Celgene has a number of drugs in development for hematological malignancies, including multiple myeloma, myelodysplastic syndromes, acute myeloid leukemia, a variety of lymphomas, and chronic lymphocytic leukemia. While the company projects that 14 of its pipeline drugs could bring in at least $1 billion in revenue, this deal with Dragonfly should bolster the earlier end of its pipeline.
Partnering with Dragonfly makes sense for Celgene, which already participated in an investment round for Dragonfly back in May. Celgene is also well-known for its active approach to partnering, inking early-stage collaborations with dozens of biotechs.
As well demonstrated in the emergence of checkpoint inhibitors, cancer cells are adept at hiding from the immune system. Dragonfly's technology creates a bridge, linking to proteins expressed on both cancer and NK cells — hopefully triggering NK cells to both kill the cancer cell and notify other immune cells about its presence.
Innate Pharma is also taking the NK approach, but from a different direction, and is developing lirilumab in acute myeloid leukemia.
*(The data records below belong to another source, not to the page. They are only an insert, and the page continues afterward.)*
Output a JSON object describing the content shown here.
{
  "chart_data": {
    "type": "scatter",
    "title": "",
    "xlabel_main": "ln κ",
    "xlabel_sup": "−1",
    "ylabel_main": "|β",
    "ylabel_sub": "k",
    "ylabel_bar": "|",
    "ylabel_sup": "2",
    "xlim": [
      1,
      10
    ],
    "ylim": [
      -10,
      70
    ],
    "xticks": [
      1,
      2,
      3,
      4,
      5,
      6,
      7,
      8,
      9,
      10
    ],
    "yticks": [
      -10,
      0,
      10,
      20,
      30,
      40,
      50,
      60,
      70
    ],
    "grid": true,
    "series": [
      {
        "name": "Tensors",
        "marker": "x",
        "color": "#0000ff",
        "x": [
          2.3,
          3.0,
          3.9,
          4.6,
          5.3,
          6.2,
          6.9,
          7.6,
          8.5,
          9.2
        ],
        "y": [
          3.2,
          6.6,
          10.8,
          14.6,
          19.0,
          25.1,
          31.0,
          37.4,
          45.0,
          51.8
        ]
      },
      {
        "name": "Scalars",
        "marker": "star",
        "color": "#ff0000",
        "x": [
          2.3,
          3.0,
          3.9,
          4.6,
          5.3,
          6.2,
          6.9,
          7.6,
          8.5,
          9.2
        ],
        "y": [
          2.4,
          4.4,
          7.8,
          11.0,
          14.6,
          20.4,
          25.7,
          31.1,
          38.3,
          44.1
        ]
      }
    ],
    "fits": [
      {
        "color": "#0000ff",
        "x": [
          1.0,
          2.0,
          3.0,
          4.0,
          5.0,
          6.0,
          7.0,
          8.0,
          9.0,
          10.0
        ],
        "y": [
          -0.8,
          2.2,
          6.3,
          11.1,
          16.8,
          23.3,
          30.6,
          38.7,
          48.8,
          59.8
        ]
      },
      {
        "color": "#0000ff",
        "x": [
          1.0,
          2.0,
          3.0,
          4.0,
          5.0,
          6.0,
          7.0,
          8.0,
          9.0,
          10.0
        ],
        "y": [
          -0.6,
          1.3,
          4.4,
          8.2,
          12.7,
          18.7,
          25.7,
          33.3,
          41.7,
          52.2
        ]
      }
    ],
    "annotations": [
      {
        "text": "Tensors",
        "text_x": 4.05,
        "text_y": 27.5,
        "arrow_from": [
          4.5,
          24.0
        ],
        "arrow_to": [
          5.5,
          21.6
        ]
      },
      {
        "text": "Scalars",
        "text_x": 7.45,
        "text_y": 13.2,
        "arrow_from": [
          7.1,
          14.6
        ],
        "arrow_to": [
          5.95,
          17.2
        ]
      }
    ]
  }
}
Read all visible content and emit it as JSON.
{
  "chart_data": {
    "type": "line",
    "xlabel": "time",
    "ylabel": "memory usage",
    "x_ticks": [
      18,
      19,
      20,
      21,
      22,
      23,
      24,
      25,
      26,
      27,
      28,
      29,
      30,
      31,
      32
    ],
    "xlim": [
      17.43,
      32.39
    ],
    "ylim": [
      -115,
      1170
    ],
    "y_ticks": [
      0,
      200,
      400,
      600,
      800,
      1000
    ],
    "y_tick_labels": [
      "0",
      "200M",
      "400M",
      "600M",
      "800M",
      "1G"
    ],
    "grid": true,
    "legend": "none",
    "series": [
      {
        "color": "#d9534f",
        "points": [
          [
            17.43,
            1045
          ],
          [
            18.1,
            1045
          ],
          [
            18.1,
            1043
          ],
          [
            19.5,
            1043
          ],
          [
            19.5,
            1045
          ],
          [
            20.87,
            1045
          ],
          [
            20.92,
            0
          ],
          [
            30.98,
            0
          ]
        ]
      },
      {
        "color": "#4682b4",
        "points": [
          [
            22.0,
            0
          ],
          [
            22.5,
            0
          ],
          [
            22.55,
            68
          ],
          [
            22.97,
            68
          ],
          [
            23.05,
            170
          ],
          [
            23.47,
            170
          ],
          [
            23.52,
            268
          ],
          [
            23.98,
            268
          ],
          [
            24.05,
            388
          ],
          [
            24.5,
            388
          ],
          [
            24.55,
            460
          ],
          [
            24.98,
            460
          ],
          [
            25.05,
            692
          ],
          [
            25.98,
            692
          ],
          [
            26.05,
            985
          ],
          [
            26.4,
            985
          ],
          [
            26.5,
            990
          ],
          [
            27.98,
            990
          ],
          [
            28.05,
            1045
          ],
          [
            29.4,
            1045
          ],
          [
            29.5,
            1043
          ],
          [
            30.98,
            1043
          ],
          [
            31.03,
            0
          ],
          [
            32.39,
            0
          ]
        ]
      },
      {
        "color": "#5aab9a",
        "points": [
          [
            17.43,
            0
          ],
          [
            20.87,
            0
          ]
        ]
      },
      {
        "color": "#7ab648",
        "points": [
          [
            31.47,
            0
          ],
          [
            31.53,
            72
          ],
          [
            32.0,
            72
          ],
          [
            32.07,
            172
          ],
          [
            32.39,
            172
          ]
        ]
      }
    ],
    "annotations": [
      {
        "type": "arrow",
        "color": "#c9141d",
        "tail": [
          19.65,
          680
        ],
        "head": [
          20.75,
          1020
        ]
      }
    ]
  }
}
A recent study of the drug, which aims to activate natural killer cells to attack tumor cells by blocking interactions between killer-cell immunoglobulin-like receptors and their ligands, crashed out of a recent Phase 2 study when it failed to beat placebo.
And NantKwest, brain child of biotech luminary Patrick Soon-Shiong, is also advancing a range of NK platforms.